その日から、私はフルートの練習に励んだ。
シルフィのせいで、あの大ホールを使いにくくなってしまったが、代わりにいい場所を見つけた。
誰にも邪魔をされない、城の裏口から出たところにある静かな空間。
背の高い木が風に揺られてさらさらと涼しい音を立てる。
間から差す木漏れ日が心地いい。
私はその一画を『緑の公園』と呼んでいた。
「あぁー、いつ来ても気持ちがいいなぁー」
フルートを吹き終わった私は、うんと体を伸ばした。
練習を始めて早五日。
上手くなっているのかどうかは自分にはよく分からないが、時々聴きにやってくるレッテやロビンは日に日に上達していると言ってくれている。
私はこのぽかぽか陽気と風の心地よさに、だんだんうとうとしてきた。
「ちょっとだけ・・・目を閉じるだけ・・・」
と言いながら、私は深い眠りに落ちた。
「・・・起きて、もう陽が沈みますよ」
誰かに肩を揺さぶられ、私はハッとして飛び起きた。
あたりは夕焼け。
結構眠ってしまったようだ。
「わっ、もうこんな時間!起こしてくれてありが・・・」
私は相手を見るなり絶句した。
黒いフード、黒いマント。
全身真っ黒な服装をして私の目の前に立っていたのはあのウィリアム・ゼノンだった。
あまりに驚きすぎて、口をパクパクさせてしまった。
「こんなところで寝ていては、風邪を引きますよ。

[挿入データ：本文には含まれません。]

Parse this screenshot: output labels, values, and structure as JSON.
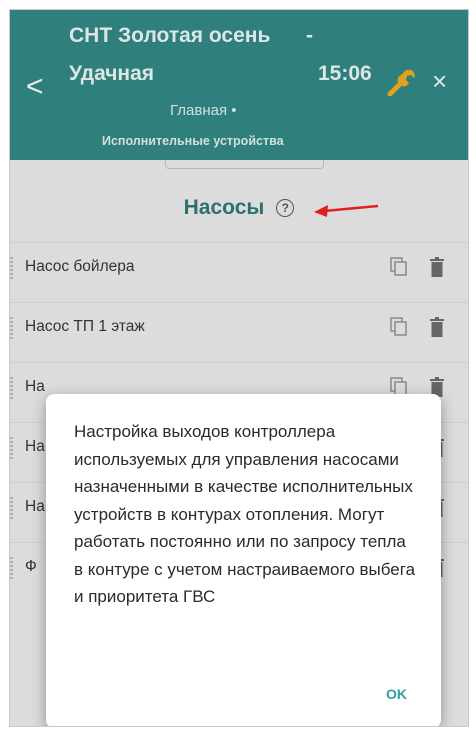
{
  "header": {
    "title_line1": "СНТ Золотая осень",
    "title_dash": "-",
    "title_line2": "Удачная",
    "time": "15:06",
    "breadcrumb_main": "Главная •",
    "breadcrumb_sub": "Исполнительные устройства",
    "back_glyph": "<",
    "close_glyph": "×",
    "accent_color": "#2f7f7c"
  },
  "section": {
    "title": "Насосы",
    "help_glyph": "?"
  },
  "rows": [
    {
      "label": "Насос бойлера"
    },
    {
      "label": "Насос ТП 1 этаж"
    },
    {
      "label": "На"
    },
    {
      "label": "На"
    },
    {
      "label": "На"
    },
    {
      "label": "Ф"
    }
  ],
  "dialog": {
    "text": "Настройка выходов контроллера используемых для управления насосами назначенными в качестве исполнительных устройств в контурах отопления. Могут работать постоянно или по запросу тепла в контуре с учетом настраиваемого выбега и приоритета ГВС",
    "ok_label": "OK"
  }
}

早く自分の部屋にお戻りなさい」
そう言って、私の手を取ると城の裏口まで誘った。
私は緊張の中、一応お礼だけは言って、慌てて自分の部屋まで走って行った。
ベッドに飛び込む。
心臓はバクバクだった。
初めてあんなに至近距離で見た。
でも、夕暮れ時で顔はよく分からなかった。
別段、何をされたわけでもなかったが、とにかく恐かった。
そして私は重大な忘れ物をしたことにようやく気付く。
「あーーーー!フルートッ!!ゼノンに気を取られて置いてきちゃった!!やばい・・・」
急いで取りに戻る。
まだゼノンがいるかもしれない。
私はそぉーっと裏口のドアを開けた。
「ほっ・・・。誰もいない」
一安心して、もう暗くなってしまった『緑の公園』に入った。しかし・・・
「ない・・・。フルートがどこにもない・・・。うそでしょう・・・!?」
そこにあったはずのフルートは見当たらなかった。
あの時眠りさえしなければ・・・。
私は自分を悔やんだ。
とにかく、騒いでも仕方がないので、冷静になって考えた。
「ゼノンが持って行っちゃったのかもしれない・・・」
完全になくしてしまうよりは誰かが持っていてくれる方がマシだ。
でも、それがゼノンとは・・・。
「メグミ?」
後ろから呼ばれてビクッとする。
ロビンだった。
「まだ練習してたの?」
「ち、ちちち違うよ!散歩散歩!夜の風も気持ちいいからさ!」
フルートをなくしましたなんて、口が裂けても言えない。
「そうなんだ。でも、夜は冷えるからあんまり外に出ない方がいいよ?」
「う、うん。そうだね!あのさ、ロビン。その・・・ゼノンってどのあたりで生活してるか知ってる?」
「急にどうして?彼に用事でもあるの?」
「い、いや・・・。皆が危険だって言うから、間違って近づかないように場所を知っておこうかなーって」
「ゼノン、そんなに危険な奴じゃないと思うけど。彼の部屋は城の西側の塔の上にあるよ。一人で寂しがってるかもしれないから、そんなに警戒せずに時々遊びに行ってあげてよ」
「えぇ!?でも、レッテにはゼノンには関わるなって言われたんだけど・・・」
一体、どっちを信じればいいの?
「レッテにはレッテの、僕には僕の意見がある。一致しないことだって、そりゃあるさ。君は君の思うようにすればいい」
ロビンは懐中時計を見た。
「会議の時間だ。僕はもう行くよ。じゃあね」
相変わらず、忙しそうだ。
どちらの意見を聞くかはこの際関係ない。
ゼノンならフルートのことを知っているかもしれない。
どちらにしろ、会いに行かざるを得ないのだ。
「ちょっと恐いけど、行くだけ行ってみよう」
私は西へ、ゼノンの部屋を目指した。